Le
obbligazioni «mignon» per la ripresa
GIUSEPPE PENNISI
Nella galassia delle sigle della politica economica italiana sta prendendo corpo un neologismo che sino a qualche anno fa sembrava una parolaccia: 'minibond'. Si tratta di obbligazioni per fornire capitale a piccole e medie imprese che sono prive delle caratteristiche per essere quotate in Borsa o che, pur se quotate, vogliono (o devono) fare ricorso non solo a capitale di rischio o al risparmio in cerca di rendimenti sicuri. Secondo le stime di alcune aziende, ci sarebbe un mercato di circa 100 miliardi di euro per i minibond, principalmente in quanto il credito bancario si è in gran misura essiccato. La domanda di minibond sarebbe particolarmente forte nei 'distretti' dell’Italia centrale, dalla espansione della cui produzione industriale dipende in gran misura il nostro export. Perché minibond sono stati per una diecina d’anni un termine da non pronunciare, nei salotti della finanza? Il vocabolo è stato coniato nel 2004 dalla sussidiaria di Lehman Brothers a Hong Kong per denominare uno strumento finanziario molto sofisticato : una nota di credito con obbligazioni collateralizzate 'sintetiche' (quindi molto rischiose). La loro emissione venne autorizzata dall’autorità monetaria di Hong Kong dopo un lungo dibattito. In effetti il sottostante era così 'sintetico' da rendere impossibile stimarne, anche approssimativamente, il valore. Molto banche vennero attratte dallo strumento, con perdite pesanti. Dato che , a loro volte, le banche le collocarono al dettaglio, circa 40.000 risparmiatori (per lo più pensionati) ci rimisero le penne.
Non è certamente questo lo strumento che dovrebbe diventare una freccia dell’arco della cosiddetta Matteonomics. Uno studio dell’Università Bocconi delinea un sistema semplice e ben regolato per colmare il divario tra domanda ed offerta di finanziamento alle imprese: obbligazioni emesse da piccole e medie imprese , o da loro consorzi, possono essere appetibili per investitori istituzionali (come i fondi pensione). A conclusioni analoghe è arrivato uno studio di Goldman Sachs pubblicato a fine gennaio.
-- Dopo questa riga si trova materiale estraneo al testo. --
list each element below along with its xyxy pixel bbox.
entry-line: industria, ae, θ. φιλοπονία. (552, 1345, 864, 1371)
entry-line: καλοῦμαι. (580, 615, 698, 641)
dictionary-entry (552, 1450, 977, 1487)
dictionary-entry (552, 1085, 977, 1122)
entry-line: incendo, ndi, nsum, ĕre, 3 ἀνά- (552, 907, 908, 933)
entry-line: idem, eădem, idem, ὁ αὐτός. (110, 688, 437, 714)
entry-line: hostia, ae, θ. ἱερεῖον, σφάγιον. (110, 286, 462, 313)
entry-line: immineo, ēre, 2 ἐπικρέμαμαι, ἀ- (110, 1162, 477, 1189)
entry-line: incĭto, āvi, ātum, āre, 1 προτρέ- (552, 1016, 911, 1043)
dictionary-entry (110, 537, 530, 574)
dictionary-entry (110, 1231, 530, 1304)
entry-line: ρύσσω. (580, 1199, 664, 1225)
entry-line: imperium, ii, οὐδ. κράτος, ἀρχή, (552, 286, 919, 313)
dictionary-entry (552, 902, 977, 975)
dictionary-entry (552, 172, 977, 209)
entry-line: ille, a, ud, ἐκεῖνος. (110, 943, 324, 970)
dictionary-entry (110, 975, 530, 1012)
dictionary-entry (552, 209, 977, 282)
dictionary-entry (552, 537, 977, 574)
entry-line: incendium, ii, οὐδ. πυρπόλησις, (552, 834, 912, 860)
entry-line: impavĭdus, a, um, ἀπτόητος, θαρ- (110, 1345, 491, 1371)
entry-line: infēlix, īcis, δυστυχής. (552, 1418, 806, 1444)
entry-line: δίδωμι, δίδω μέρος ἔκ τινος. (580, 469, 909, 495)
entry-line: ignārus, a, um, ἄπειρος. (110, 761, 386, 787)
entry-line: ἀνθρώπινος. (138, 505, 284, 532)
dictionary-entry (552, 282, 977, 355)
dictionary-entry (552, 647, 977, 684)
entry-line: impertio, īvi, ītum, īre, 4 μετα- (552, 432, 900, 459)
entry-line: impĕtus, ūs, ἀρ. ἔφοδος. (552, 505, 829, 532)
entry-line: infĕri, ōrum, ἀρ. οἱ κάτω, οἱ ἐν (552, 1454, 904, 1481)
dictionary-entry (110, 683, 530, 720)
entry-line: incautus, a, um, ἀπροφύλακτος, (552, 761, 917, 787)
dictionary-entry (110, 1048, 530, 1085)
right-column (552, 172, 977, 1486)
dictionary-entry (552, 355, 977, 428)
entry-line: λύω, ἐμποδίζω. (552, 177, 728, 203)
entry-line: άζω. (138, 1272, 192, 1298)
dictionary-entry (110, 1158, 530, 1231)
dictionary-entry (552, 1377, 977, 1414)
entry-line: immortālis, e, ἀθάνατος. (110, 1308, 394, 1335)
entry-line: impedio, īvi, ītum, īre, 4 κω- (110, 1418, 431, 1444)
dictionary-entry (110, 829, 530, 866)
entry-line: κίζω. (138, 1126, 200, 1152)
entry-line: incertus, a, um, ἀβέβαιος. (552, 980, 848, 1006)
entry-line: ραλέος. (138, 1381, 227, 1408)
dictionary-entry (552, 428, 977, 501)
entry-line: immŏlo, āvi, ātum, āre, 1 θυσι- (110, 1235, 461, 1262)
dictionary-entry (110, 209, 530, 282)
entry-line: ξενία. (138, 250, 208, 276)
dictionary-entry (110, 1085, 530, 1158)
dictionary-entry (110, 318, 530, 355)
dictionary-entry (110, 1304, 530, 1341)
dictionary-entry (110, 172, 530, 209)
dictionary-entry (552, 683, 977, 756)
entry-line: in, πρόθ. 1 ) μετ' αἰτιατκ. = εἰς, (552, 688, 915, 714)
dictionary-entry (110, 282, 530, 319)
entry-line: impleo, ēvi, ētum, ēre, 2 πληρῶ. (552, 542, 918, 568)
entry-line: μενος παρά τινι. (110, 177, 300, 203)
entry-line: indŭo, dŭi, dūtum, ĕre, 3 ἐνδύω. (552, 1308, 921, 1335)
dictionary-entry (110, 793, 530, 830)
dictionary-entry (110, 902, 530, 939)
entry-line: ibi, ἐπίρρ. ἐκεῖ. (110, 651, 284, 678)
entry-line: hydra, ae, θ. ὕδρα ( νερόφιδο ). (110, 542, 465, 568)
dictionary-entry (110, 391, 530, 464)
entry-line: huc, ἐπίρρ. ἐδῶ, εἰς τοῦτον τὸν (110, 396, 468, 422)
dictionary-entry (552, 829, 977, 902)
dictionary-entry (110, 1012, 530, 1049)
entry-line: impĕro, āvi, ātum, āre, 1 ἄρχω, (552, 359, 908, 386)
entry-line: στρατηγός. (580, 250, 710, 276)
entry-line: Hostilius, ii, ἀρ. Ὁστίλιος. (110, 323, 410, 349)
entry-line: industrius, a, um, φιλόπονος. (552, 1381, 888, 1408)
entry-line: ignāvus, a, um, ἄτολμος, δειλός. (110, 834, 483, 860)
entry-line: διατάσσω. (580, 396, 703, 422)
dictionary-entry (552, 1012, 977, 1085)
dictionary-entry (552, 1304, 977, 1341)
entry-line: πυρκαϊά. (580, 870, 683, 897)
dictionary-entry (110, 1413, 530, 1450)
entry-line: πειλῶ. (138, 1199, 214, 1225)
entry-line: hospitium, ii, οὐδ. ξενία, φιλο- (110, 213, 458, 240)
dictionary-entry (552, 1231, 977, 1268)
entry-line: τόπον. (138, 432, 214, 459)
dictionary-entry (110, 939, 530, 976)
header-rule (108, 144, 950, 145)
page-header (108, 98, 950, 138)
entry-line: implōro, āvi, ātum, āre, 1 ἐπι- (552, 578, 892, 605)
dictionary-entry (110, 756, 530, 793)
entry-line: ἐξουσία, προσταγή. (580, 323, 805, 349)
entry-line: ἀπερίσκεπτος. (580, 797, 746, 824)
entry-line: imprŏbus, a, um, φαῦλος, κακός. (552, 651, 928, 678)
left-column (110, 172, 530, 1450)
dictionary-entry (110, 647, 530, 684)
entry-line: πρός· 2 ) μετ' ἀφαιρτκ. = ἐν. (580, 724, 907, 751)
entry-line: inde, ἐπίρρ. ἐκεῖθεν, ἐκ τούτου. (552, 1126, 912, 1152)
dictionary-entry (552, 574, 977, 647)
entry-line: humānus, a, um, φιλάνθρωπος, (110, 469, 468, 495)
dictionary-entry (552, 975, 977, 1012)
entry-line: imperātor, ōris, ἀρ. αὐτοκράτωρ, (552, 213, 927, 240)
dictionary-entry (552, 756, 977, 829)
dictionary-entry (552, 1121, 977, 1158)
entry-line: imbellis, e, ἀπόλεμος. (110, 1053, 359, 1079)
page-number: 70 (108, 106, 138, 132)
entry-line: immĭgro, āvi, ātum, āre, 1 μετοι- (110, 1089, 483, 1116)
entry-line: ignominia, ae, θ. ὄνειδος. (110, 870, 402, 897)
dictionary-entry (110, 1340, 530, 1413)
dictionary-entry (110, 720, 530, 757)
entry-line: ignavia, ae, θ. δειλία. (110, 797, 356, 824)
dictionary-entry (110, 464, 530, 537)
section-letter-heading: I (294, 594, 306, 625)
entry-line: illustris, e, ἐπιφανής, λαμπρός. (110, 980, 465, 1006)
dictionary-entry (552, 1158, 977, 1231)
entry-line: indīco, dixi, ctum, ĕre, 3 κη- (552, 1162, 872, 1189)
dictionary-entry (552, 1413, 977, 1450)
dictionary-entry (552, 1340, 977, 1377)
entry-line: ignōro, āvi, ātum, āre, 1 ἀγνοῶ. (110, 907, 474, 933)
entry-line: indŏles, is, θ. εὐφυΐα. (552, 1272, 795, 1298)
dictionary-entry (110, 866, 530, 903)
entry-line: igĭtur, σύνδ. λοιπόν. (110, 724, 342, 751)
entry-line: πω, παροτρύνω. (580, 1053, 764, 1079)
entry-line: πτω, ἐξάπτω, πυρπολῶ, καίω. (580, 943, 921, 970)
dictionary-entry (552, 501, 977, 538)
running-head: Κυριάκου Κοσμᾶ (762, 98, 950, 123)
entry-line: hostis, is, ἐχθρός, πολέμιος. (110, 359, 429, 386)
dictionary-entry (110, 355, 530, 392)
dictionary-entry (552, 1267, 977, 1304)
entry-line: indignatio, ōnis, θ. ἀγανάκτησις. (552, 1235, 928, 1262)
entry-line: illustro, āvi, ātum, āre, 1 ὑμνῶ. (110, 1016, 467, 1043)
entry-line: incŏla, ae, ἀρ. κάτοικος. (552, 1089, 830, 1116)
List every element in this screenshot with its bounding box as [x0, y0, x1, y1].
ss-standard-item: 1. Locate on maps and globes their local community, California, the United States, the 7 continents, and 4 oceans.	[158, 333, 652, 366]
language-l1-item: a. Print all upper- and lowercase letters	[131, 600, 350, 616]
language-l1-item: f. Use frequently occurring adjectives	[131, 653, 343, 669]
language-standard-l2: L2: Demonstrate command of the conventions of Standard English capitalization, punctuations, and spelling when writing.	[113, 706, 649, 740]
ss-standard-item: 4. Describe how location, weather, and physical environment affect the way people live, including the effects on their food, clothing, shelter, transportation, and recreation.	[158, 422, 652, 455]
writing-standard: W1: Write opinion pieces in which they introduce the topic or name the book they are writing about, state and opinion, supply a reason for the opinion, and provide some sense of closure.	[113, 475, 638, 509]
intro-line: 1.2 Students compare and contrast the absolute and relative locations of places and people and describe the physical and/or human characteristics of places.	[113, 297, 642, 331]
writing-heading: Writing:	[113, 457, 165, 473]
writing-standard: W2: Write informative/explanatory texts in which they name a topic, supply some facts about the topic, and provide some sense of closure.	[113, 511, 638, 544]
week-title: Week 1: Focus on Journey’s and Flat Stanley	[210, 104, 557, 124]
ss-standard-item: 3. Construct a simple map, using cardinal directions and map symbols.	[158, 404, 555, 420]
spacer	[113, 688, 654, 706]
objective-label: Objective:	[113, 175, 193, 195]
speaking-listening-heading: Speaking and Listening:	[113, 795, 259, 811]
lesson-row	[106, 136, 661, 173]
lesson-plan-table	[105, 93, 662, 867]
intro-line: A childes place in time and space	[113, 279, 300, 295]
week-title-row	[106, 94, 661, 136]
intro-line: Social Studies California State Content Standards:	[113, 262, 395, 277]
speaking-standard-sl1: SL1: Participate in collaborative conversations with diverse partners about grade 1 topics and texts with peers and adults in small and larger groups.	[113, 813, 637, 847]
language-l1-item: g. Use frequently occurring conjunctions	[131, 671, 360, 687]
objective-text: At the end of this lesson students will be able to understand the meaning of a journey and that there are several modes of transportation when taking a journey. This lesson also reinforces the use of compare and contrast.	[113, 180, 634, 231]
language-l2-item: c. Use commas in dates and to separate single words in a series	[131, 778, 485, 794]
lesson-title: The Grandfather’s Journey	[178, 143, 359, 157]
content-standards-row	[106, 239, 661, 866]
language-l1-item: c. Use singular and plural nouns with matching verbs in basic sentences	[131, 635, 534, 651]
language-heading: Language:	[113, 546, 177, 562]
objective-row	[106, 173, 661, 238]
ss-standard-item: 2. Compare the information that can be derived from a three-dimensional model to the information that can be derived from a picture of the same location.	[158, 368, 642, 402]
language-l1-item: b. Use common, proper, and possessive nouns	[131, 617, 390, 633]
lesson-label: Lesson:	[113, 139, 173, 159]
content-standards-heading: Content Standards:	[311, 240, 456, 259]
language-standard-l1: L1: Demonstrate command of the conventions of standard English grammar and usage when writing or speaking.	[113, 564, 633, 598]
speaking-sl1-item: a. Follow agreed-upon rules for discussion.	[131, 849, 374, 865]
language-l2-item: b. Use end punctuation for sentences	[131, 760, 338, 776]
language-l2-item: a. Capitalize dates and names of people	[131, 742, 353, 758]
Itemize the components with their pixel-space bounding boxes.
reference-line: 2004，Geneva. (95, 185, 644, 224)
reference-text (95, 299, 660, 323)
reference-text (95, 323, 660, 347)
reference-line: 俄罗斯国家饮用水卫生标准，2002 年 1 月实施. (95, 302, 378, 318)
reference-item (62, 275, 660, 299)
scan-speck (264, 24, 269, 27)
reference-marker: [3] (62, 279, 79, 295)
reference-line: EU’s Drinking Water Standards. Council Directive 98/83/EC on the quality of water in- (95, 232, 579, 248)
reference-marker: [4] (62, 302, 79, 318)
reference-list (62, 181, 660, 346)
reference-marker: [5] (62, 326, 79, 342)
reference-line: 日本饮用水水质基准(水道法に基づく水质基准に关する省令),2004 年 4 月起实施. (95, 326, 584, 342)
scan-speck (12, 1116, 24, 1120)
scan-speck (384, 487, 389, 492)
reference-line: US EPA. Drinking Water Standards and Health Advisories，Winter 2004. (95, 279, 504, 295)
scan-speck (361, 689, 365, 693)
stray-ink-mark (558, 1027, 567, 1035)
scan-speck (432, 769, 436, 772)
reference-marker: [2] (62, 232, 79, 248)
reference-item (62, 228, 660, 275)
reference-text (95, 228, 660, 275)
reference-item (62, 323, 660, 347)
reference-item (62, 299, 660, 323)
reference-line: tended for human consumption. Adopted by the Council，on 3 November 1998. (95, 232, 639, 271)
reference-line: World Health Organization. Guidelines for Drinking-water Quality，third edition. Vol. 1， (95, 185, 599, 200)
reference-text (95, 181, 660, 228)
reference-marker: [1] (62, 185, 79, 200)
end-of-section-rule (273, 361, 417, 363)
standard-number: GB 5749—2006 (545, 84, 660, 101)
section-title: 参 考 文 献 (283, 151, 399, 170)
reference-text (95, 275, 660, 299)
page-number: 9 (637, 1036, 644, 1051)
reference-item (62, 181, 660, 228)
Segnali positivi anche dalla Banca d’Italia.
Ciò non vuol dire che i minibond saranno all’ordine del giorno della politica nei prossimi giorni. C’è ancora molto lavoro da fare. Non solo in tema di finanziamento non-bancario alle imprese ma che sull’argomento, spinosissimo, di cosa fare con le sofferenze degli istituti o dell’istituzione di una o più bad bank.